Al no lograr la readaptación de los rebeldes a las fuerzas históricas del bipartidismo, mediante corrientes que dicen representar todas las clases y sectores (como se quiso con la “Regeneración” de Rafael Núñez y Miguel Antonio Caro, la “Concentración Nacional” de Olaya Herrera, o el “Frente Nacional” de Laureano Gómez y Alberto Lleras) y con las supuestas “alternativas” que proponen las “disidencias tácticas” (como el MRL de López Michelsen o el llamado Nuevo Liberalismo); si la contradicción persiste, se recurre entonces al ejemplar expediente de la muerte administrada. Así ha ocurrido desde José Antonio Galán, a quien se le aplicó la dura fuerza de la ley, como consta en la sentencia del 30 de enero de 1782:
“Condenamos a José Antonio Galán a que sea sacado de la cárcel, arrastrado y llevado al lugar del suplicio donde sea puesto en la horca, hasta que naturalmente muera; que bajado, se le corte la cabeza, se divida su cuerpo en cuatro partes, y pasado el resto por las llamas (para lo que se encenderá una hoguera delante del patíbulo), su cabeza será conducida a Guaduas, teatro de sus escandalosos insultos; la mano derecha puesta en la plaza del Socorro; la izquierda, en la villa de San Gil; el píe derecho, en Charalá, lugar de su nacimiento, y el píe izquierdo, en el lugar de Mogotes: declarada por infame su descendencia, ocupados todos sus bienes y aplicados al Real Fisco; asolada su casa y sembrada de sal, para que de esta manera se dé al olvido su infame nombre, y acabe con tan vil persona, tan detestable memoria, sin que quede otra que del odio y espanto que inspira la fealdad del delito...”
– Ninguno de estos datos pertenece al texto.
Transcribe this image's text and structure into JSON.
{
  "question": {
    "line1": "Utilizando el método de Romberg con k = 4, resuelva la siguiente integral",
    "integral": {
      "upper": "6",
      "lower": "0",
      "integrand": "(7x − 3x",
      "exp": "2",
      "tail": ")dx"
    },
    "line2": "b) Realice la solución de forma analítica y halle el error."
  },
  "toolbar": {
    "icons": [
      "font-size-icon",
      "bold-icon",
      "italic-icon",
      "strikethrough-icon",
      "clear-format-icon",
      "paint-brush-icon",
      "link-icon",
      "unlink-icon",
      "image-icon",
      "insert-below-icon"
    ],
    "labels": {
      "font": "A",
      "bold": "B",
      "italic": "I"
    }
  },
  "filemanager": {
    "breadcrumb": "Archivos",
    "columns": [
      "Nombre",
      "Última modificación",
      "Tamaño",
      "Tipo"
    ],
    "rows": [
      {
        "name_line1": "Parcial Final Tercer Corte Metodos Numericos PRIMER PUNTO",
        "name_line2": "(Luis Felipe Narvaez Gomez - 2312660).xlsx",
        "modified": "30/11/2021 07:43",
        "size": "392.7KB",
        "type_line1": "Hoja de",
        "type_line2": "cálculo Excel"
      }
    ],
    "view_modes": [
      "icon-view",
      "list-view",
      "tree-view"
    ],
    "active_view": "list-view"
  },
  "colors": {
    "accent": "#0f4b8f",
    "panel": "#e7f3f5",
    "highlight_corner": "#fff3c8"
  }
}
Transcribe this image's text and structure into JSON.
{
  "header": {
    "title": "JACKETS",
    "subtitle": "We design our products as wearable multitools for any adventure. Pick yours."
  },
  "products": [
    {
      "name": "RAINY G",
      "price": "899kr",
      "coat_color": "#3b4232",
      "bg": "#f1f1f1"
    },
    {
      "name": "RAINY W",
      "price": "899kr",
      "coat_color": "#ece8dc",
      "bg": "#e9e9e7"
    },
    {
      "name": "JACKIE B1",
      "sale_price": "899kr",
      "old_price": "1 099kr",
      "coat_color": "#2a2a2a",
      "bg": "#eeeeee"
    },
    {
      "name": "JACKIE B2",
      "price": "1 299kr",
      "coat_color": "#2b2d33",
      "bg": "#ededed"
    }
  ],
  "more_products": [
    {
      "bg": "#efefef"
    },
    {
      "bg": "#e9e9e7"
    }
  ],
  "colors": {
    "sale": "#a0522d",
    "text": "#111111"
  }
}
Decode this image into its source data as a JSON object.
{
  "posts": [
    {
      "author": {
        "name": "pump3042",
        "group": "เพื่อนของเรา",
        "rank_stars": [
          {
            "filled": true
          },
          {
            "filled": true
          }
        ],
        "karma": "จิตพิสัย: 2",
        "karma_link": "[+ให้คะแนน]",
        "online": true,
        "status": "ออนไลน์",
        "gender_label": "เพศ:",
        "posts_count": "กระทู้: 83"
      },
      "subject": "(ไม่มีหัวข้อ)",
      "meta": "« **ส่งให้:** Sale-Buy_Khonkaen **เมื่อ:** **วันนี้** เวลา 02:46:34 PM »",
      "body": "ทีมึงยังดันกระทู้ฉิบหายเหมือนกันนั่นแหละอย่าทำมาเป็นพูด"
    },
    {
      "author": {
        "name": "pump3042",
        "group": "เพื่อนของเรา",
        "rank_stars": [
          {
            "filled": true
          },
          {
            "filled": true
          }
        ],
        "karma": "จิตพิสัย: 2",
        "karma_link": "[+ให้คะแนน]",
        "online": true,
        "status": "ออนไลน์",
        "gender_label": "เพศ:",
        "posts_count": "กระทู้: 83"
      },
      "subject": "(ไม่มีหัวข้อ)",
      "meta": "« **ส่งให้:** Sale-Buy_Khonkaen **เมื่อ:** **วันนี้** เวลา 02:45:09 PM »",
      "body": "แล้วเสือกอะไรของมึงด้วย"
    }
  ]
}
De esta manera, con este tipo de rituales de muerte -que desde entonces persisten en nuestras mentalidades y en nuestra cotidianidad social- se defienden los fundamentos políticos, éticos y morales de la “institucionalidad”, por parte del Estado, de su ejército, de su policía, de los políticos, o de su otro brazo armado de criminales oficializados, sicarios y paramilitares, prestos a aplicar en todo momento el ritual del asesinato a los contradictores, el lenguaje no verbal del genocidio, de las masacres, de los “falsos positivos” y el valor metafórico y simbólico de las “desapariciones” y del ensañamiento vesánico sobre los cuerpos de los “enemigos” con las mutilaciones y los desmembramientos, que harto ha conocido nuestra historiografía, con la incesante labor de los machetes y de las motosierras, siempre al servicio del poder y sus agentes.